Raising domestic violence awareness through InVEST
Reporter Nicole Gabe
October is Domestic Violence Awareness Month. More than 1,600 domestic violence reports were made in Collier County alone in 2022, and those were the incidents that were reported.
The Shelter for Abused Women and Children offers several resources to help victims.
The moment Jacquie Lopez picks up the phone, the game begins. She’s part of the Shelter for Abused Women and Children’s Intimate Violence enhanced service team, also known as an INVEST advocate.
“We get all of Collier County’s domestic police reports daily,” said Lopez.
Lopez reads 20 to 25 reports each of those days, scanning for specific words and looking for domestic violence victims, women or men. Then, she will contact the victim through the INVEST text app or by calling through a safe line.
“If they say, ‘No, I’m not safe,’ or ‘Yes, I am,’ and their abuser is next to them, I have to be very careful about what I’m about to say next,” said Lopez.
Lopez credits her background in law enforcement for staying calm and identifying warning signs.
“It’s really helpful that, with my background in law enforcement, I’m able to read in between them, so they use certain verbiage that is like ‘help me’ without saying help me,” said Lopez. “I make sure that I paced myself, I ensure their safety is priority.”

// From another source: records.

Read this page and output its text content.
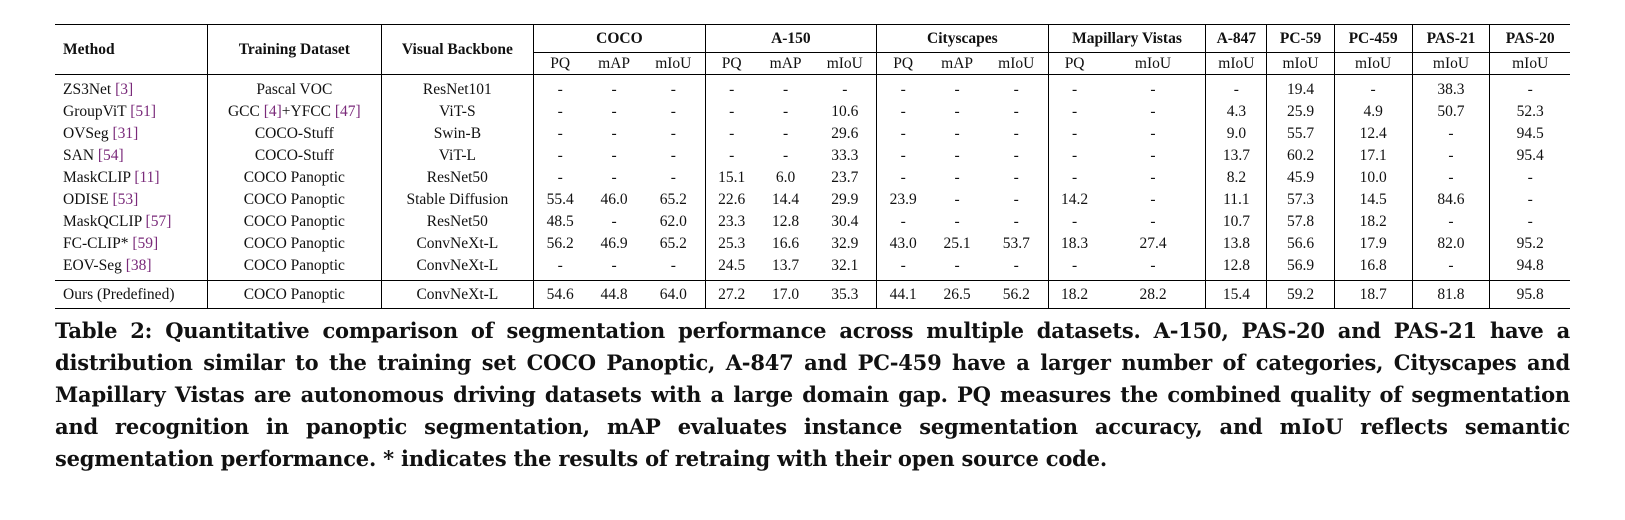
Method	Training Dataset	Visual Backbone	COCO			A-150			Cityscapes			Mapillary Vistas		A-847	PC-59	PC-459	PAS-21	PAS-20
			PQ	mAP	mIoU	PQ	mAP	mIoU	PQ	mAP	mIoU	PQ	mIoU	mIoU	mIoU	mIoU	mIoU	mIoU
ZS3Net [3]	Pascal VOC	ResNet101	-	-	-	-	-	-	-	-	-	-	-	-	19.4	-	38.3	-
GroupViT [51]	GCC [4]+YFCC [47]	ViT-S	-	-	-	-	-	10.6	-	-	-	-	-	4.3	25.9	4.9	50.7	52.3
OVSeg [31]	COCO-Stuff	Swin-B	-	-	-	-	-	29.6	-	-	-	-	-	9.0	55.7	12.4	-	94.5
SAN [54]	COCO-Stuff	ViT-L	-	-	-	-	-	33.3	-	-	-	-	-	13.7	60.2	17.1	-	95.4
MaskCLIP [11]	COCO Panoptic	ResNet50	-	-	-	15.1	6.0	23.7	-	-	-	-	-	8.2	45.9	10.0	-	-
ODISE [53]	COCO Panoptic	Stable Diffusion	55.4	46.0	65.2	22.6	14.4	29.9	23.9	-	-	14.2	-	11.1	57.3	14.5	84.6	-
MaskQCLIP [57]	COCO Panoptic	ResNet50	48.5	-	62.0	23.3	12.8	30.4	-	-	-	-	-	10.7	57.8	18.2	-	-
FC-CLIP* [59]	COCO Panoptic	ConvNeXt-L	56.2	46.9	65.2	25.3	16.6	32.9	43.0	25.1	53.7	18.3	27.4	13.8	56.6	17.9	82.0	95.2
EOV-Seg [38]	COCO Panoptic	ConvNeXt-L	-	-	-	24.5	13.7	32.1	-	-	-	-	-	12.8	56.9	16.8	-	94.8
Ours (Predefined)	COCO Panoptic	ConvNeXt-L	54.6	44.8	64.0	27.2	17.0	35.3	44.1	26.5	56.2	18.2	28.2	15.4	59.2	18.7	81.8	95.8
Table 2: Quantitative comparison of segmentation performance across multiple datasets. A-150, PAS-20 and PAS-21 have a distribution similar to the training set COCO Panoptic, A-847 and PC-459 have a larger number of categories, Cityscapes and Mapillary Vistas are autonomous driving datasets with a large domain gap. PQ measures the combined quality of segmentation and recognition in panoptic segmentation, mAP evaluates instance segmentation accuracy, and mIoU reflects semantic segmentation performance. * indicates the results of retraing with their open source code.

Before the shelter, Lopez was a police officer at a local Southwest Florida agency, but she explained how the INVEST program gives her a bigger purpose.
“I would leave cases that night, go home, and not know what was happening once that door closed, and so I needed to do more. I no longer have to write the reports. I get to read them,” said Lopez.

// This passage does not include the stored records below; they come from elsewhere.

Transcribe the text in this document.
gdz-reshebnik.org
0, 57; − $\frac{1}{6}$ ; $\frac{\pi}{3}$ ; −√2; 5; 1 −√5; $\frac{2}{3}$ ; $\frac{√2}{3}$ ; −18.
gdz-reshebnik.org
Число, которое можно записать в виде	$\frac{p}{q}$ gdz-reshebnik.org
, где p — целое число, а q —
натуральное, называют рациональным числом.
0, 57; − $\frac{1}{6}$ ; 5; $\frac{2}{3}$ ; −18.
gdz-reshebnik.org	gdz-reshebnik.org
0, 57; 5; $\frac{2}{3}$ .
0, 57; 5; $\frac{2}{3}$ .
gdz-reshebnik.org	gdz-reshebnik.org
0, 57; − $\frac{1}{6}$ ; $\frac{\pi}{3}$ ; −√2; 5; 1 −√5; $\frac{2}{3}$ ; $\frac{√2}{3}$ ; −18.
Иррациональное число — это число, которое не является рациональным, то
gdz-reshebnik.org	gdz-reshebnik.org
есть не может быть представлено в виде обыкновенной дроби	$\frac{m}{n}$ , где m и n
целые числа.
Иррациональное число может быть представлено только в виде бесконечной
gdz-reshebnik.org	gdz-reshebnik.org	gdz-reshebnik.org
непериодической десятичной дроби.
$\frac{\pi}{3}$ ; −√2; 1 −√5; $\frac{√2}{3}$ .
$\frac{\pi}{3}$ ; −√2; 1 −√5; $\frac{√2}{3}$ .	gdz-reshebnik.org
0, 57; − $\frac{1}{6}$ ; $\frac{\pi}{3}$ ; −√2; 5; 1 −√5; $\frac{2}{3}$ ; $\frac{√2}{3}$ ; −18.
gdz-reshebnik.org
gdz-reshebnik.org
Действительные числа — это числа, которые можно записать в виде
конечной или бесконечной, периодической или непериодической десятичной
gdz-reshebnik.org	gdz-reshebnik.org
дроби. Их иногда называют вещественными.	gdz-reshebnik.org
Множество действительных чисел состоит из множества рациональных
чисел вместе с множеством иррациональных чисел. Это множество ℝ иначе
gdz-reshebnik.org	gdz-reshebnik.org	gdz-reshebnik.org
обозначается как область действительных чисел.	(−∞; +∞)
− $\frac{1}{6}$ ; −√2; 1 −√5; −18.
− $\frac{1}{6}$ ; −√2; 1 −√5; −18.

Linda Oberhaus, the president and CEO of The Shelter, calls it a life-saving program.
“We know, for example, if a woman is strangled, if she’s battered while pregnant, if she’s threatened with a weapon, if he says he’s gonna kill her. In many cases, these are the women that are being killed in these relationships, and so when we see those things identified in a police report, that’s when we make immediate contact with the victim,” said Oberhaus.
Oberhaus said the goal is to educate victims on resources and get them out of a dangerous situation.
“It’s really the shelter that’s going to, you know, has the ability to save their life,” said Oberhaus.
And Lopez does just that. Over the past six months, she said she’s helped seven people leave abusive situations, one she said didn’t even know about the shelter until the call.
“The fact that they were able to get help from us made it so much more for them to realize that there’s organizations in the community that are able to help them and want to help them,” said Oberhaus.
It’s a job Lopez calls rewarding and necessary.
“I’m able to help them in a way that they’ve never thought help was even available,” said Lopez.